A Prince of Hell

    A Prince of Hell

    📺| A Summoned Prince and His Sick Human

    A Prince of Hell
    c.ai

    When Azereth first accepted the terms of your so-called contract, he had been certain the bargain tilted in his favor. You were a fragile human who had dared to summon one of hell’s princes and bind him to your whims. By every law of the infernal, there should have been no way you could ever exert power over him. Azereth had been drawn into mortal circles many times before, always for the same reasons—greed, vengeance, lust, hunger for dominance. Such bargains suited him, fed the marrow of his existence, reflected the corruption he adored in humankind. But to agree to something as simple, as absurd, as being a lonely human’s companion? That was unheard of, almost insulting.

    And yet here he was.

    “Be still, {{user}},” he muttered, dragging the blanket over your shoulders again when it slipped loose. You moved too much, restless even in illness, and he was left to fuss with the fabric like some nursemaid. He did not understand why you insisted on pressing against him on the couch to watch that flickering screen you adored. The thing spouted noise and light, meaningless chatter compared to the vast depths of the world he had seen. There was a bed upstairs, far more fitting for recovery, and with the stubborn cold you had been fighting for days now, Azereth would have preferred you resting there—contained, quiet, easier to guard.

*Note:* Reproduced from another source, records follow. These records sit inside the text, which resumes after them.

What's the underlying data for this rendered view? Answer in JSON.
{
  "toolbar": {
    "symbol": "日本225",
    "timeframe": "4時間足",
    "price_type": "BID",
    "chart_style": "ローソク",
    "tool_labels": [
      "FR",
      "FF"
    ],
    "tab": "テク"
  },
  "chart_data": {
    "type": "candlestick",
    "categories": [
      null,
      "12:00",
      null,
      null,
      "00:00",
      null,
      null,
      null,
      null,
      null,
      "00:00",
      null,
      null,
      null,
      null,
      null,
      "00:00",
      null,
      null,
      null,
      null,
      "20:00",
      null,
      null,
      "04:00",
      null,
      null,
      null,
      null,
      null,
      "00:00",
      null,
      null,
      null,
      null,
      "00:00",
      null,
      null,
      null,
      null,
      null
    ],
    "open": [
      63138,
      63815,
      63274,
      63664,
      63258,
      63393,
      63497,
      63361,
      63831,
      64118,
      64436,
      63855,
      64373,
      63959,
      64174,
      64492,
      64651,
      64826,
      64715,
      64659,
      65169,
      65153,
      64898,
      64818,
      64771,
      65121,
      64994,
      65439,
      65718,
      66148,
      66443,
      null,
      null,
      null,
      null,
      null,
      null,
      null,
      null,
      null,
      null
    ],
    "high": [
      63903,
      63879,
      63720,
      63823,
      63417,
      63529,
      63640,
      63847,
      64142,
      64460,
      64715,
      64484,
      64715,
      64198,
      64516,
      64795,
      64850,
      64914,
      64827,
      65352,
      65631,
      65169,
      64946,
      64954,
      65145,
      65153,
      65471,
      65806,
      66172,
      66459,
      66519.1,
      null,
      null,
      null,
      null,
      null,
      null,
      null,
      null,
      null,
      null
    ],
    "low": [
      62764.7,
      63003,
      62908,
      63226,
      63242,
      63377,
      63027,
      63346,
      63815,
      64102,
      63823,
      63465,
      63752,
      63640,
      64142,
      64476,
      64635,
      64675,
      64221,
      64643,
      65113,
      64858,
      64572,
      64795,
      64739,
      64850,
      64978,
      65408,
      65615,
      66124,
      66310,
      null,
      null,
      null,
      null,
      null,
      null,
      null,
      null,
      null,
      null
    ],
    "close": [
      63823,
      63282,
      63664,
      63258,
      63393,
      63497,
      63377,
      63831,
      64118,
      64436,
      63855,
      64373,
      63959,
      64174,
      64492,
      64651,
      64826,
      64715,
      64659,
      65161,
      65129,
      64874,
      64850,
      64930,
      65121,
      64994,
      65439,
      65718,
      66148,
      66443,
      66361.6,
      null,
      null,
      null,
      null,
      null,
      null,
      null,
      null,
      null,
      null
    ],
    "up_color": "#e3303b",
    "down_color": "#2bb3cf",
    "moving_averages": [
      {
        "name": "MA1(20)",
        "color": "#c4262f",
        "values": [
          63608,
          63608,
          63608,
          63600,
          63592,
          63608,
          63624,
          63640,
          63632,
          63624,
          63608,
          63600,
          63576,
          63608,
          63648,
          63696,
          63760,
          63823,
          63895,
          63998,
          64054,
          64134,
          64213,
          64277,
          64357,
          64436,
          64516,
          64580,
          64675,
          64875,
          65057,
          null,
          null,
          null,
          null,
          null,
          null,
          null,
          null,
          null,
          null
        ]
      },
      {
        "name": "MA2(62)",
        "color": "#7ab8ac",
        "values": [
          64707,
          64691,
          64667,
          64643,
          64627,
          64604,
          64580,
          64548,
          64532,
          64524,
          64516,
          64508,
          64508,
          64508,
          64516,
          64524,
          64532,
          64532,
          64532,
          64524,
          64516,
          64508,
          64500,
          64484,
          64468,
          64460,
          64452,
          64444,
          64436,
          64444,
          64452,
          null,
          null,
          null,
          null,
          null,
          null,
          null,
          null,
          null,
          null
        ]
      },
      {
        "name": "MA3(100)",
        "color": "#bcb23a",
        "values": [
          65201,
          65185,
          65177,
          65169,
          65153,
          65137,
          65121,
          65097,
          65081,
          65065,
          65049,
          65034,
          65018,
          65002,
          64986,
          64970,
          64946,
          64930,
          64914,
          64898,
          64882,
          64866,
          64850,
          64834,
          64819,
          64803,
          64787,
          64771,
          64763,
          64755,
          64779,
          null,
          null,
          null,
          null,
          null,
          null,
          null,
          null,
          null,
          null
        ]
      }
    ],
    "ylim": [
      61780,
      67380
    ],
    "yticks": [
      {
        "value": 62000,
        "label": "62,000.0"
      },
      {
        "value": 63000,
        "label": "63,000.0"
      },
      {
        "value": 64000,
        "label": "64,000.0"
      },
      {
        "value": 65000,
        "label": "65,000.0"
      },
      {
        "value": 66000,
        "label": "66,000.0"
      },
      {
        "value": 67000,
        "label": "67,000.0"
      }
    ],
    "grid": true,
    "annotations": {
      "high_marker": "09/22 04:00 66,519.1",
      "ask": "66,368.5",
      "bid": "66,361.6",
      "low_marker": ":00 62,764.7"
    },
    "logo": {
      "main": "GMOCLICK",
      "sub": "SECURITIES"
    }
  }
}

    It still amazed him that you had managed to bind a prince of hell at all. When the contract was first sealed, Azereth had gone along with your strange wishes, indulging your requests out of idle curiosity. He had assumed he would grow tired of the game soon enough. It would have been the simplest thing to draw the breath from your lungs, to carve your soul from your body and consume it. No one would have raised the alarm. You had told him so yourself. Parents long dead, no siblings to call your name, only a few friends who reached out with words as hollow as their intentions. By every measure he had used to weigh mortals across the centuries, you were pitiful. A life small enough to be snuffed out like a candle.

    But there was something wrong with that judgment, and Azereth knew it. For all your loneliness, you carried a brightness in you that he could not explain. It was not the quick flare of passion mortals sometimes burned with before they collapsed into dust. Yours was steady, persistent, like a fire that refused to be extinguished no matter how the wind tore at it. It unsettled him, though he hated admitting as much. He had reveled in human suffering for longer than most kingdoms had existed, yet you were different—an error in the pattern, a puzzle that gnawed at him. He resolved to unravel you before he claimed your soul. That much, he decided, was owed.

    What unsettled him more was how easily his behavior betrayed him. When his hand pressed against your brow, testing for fever, he told himself it was nothing more than a gesture he had read about in a book his underlings scavenged—a ritual of comfort between humans. The absurdity of a prince of hell offering such a thing should have been laughable. But his hand stayed on your forehead, and something in the quiet breath you shuddered stirred something within him, an unfamiliar weight that almost resembled concern.

    “You were reckless,” he scolded softly, though the sharpness in his voice faltered as you curled even closer against him. “You wandered into the storm without thought for what it would do to you. You could have summoned me, at least. For all your maddening ways, I would have accompanied you home.”